舟山百姓的生计,与大海紧密相连,其中盐民的生活尤为艰苦。宋代诗人柳永曾监晓峰盐场,亲眼目睹盐民煮海为盐的辛劳,在其《鬻海歌》作了细致的刻画:“年年春夏潮盈浦,潮退刮泥成岛屿。风干日暴盐味加,始灌潮波塯成卤。”每年春夏潮水涨满滩涂,退潮后盐民便忙着刮取泥盐堆积如岛,经风吹日晒浓缩咸味,再灌入海水制成盐卤。后四句“卤浓盐淡未得闲,采樵深入无穷山。豹踪虎迹不敢避,朝阳出去夕阳还”更是将劳作的繁重推向极致。可这般辛苦换来的,却是“秤入官中得微直,一缗往往十缗偿”的结局:盐入官仓仅得微薄报酬,借贷的利钱却要以一抵十,层层盘剥下,百姓“虽作人形俱菜色”,即便驱妻逐子赶工,也难掩饥寒交迫的困窘。
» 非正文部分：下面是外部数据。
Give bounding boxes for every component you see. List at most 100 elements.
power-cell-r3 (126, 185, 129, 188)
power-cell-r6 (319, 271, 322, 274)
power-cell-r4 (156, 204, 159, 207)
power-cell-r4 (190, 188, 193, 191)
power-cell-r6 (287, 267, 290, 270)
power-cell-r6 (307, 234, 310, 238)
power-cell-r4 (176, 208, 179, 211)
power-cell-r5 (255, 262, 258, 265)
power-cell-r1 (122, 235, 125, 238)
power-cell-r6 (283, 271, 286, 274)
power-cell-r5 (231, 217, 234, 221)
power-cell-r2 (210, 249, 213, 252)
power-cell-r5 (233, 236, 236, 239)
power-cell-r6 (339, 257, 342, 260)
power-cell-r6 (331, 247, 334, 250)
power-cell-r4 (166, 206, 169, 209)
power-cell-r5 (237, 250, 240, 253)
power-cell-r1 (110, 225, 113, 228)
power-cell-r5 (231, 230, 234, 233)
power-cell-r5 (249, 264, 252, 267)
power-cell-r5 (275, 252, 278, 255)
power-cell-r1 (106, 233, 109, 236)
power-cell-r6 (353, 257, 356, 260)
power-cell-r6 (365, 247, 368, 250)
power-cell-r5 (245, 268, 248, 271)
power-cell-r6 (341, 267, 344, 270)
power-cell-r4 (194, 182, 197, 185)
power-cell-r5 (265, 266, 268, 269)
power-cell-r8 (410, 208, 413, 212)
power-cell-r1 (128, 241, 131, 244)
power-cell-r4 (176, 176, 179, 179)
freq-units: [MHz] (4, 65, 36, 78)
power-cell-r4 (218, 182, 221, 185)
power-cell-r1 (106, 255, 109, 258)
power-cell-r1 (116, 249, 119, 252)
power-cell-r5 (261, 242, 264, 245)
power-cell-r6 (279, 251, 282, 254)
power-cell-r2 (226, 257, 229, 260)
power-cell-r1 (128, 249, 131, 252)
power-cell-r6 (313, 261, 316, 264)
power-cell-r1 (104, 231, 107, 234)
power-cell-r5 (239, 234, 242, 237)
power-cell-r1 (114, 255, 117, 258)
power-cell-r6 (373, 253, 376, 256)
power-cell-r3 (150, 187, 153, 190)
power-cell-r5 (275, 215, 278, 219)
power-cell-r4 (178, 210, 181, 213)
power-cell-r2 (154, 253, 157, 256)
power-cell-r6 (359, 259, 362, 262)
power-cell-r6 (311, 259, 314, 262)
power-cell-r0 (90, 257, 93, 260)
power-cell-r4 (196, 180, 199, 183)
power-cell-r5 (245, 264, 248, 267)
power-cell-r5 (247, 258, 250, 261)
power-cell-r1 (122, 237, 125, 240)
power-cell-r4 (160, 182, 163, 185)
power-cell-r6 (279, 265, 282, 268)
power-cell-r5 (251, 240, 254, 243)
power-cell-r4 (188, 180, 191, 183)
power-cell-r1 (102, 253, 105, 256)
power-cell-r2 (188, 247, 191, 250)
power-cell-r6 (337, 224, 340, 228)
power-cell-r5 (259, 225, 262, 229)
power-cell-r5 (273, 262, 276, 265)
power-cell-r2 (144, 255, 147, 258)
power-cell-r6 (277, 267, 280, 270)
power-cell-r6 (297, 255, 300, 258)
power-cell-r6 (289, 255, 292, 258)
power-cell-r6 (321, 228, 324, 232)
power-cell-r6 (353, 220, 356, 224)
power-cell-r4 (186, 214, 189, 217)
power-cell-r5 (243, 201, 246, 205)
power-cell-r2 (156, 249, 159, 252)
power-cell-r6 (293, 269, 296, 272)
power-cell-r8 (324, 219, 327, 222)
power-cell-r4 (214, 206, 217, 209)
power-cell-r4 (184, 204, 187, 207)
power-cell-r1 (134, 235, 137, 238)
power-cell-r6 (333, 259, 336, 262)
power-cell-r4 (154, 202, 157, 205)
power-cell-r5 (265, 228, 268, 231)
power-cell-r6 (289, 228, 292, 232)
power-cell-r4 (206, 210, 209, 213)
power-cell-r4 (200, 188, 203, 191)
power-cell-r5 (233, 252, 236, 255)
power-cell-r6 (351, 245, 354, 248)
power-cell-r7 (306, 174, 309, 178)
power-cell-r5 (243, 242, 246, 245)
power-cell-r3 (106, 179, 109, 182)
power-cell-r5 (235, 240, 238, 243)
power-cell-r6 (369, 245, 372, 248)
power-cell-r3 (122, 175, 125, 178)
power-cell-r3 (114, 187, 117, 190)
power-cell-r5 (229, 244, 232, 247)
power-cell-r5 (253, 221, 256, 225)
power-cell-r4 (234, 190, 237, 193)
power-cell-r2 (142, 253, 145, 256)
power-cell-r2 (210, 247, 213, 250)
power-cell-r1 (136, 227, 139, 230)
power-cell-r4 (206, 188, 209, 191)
而官府的横征暴敛,更让本就艰难的民生雪上加霜。宋代诗人王安石在《收盐》中直白揭示了这一现实:“州家飞符来比栉,海中收盐今复密。”州府的紧急公文如梳齿般密集传来,对私盐的缉拿愈发严苛。盐民本就“穷囚破屋正嗟欷”,躲在破屋中哀叹,官兵却“操舟去复出”,反复巡查逼迫。
不过,在这般苛政之下,也有体恤民情的官员。宋人王阮知昌国县时,便在《昌国偶成》中道出百姓的困境:“诸邑皆山可夜驰,海中昌国力难施。风潮阻渡由天地,期会申严限日时。”陆上各县可连夜赶路,而舟山孤悬海中,风潮无常阻碍渡海,官府却严苛限定缴税日期。他痛心疾首地质问:“交门山下须臾死,肉食诸公知不知?”蛟门山一带风急浪高,稍有不慎便船毁人亡,那些高居上位的官员,何曾知晓百姓为缴税所冒的生命危险?诗中末尾两句“愿以老身从此免,忍将人命逼诸危”的呼喊,满是为民请命的赤诚,也为宋代舟山的民生图景,留下了一抹温暖的底色。
从盐民煮海的辛勤,到官府催征的呵斥,再到贤臣为民的呐喊,宋代舟山的民生百态,在诗中交织成一曲悲喜参半的乐章。